Starting in 2017, states can open the exchanges to employers with more than 100 employees, according to the Department of Health & Human Services regulations.

However, the rules give states the authority to define the conditions, such as number of employees, under which larger employers can buy coverage through the exchanges.

“The scope of the term “qualified employer’ is expected to vary among states and over time,” according to the regulations.

“What is a large employer could well vary by state,” said Paul Dennett, senior vp-health care reform with the American Benefits Council in Washington.

The regulations do not address whether employers with early retiree health care plans could obtain coverage through the exchanges or the extent to which employers could pay a share of retirees’ premiums.

Additionally, the proposed regulations do not yet provide guidance on employers’ reporting responsibilities in situations where employees apply for coverage through the health exchange.

For example, employees with employer-provided health coverage may be eligible, if certain conditions are met, for federal health insurance premium subsidies to purchase coverage through the exchanges.

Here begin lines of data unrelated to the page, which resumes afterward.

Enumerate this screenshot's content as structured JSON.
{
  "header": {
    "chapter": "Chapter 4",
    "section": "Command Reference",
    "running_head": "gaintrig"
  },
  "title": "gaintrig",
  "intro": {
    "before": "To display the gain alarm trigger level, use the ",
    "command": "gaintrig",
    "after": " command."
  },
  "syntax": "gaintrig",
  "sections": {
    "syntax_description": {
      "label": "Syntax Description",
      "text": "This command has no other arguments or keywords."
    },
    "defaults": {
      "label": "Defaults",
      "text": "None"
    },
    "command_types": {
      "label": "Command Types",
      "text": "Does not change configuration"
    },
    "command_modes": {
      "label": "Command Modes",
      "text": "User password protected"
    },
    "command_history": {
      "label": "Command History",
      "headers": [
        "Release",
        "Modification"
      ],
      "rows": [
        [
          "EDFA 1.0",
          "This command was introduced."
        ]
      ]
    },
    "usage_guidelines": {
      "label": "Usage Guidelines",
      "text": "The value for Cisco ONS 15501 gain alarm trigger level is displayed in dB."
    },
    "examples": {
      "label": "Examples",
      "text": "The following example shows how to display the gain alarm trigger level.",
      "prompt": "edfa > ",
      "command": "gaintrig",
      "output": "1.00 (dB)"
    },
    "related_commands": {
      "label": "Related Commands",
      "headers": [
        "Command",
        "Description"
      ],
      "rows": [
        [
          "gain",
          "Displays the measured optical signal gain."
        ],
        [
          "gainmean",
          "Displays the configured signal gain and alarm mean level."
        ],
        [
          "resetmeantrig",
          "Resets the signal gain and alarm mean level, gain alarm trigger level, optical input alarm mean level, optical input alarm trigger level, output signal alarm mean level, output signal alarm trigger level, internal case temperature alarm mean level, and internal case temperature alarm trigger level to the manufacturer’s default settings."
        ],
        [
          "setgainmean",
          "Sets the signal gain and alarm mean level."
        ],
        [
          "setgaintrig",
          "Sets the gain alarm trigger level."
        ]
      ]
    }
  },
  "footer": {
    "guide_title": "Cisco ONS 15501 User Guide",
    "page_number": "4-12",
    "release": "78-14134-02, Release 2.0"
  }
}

Employees will be eligible for the subsidies if the premium their employers charge for coverage exceeds 9.5% of family income and the employees’ adjusted gross income does not exceed 400% of the federal poverty level.

In that situation, the employer providing health coverage would be liable for a penalty of $3,000 for each employee receiving the subsidies to purchase coverage in an exchange.

The exchange receiving an employee’s application would need information about the employer-provided coverage and its cost. The format that employers would have to follow to provide the information also has not yet been provided by regulators.

“There is much more guidance to come,” said Frank McArdle, a principal with Aon Hewitt Inc. in Washington.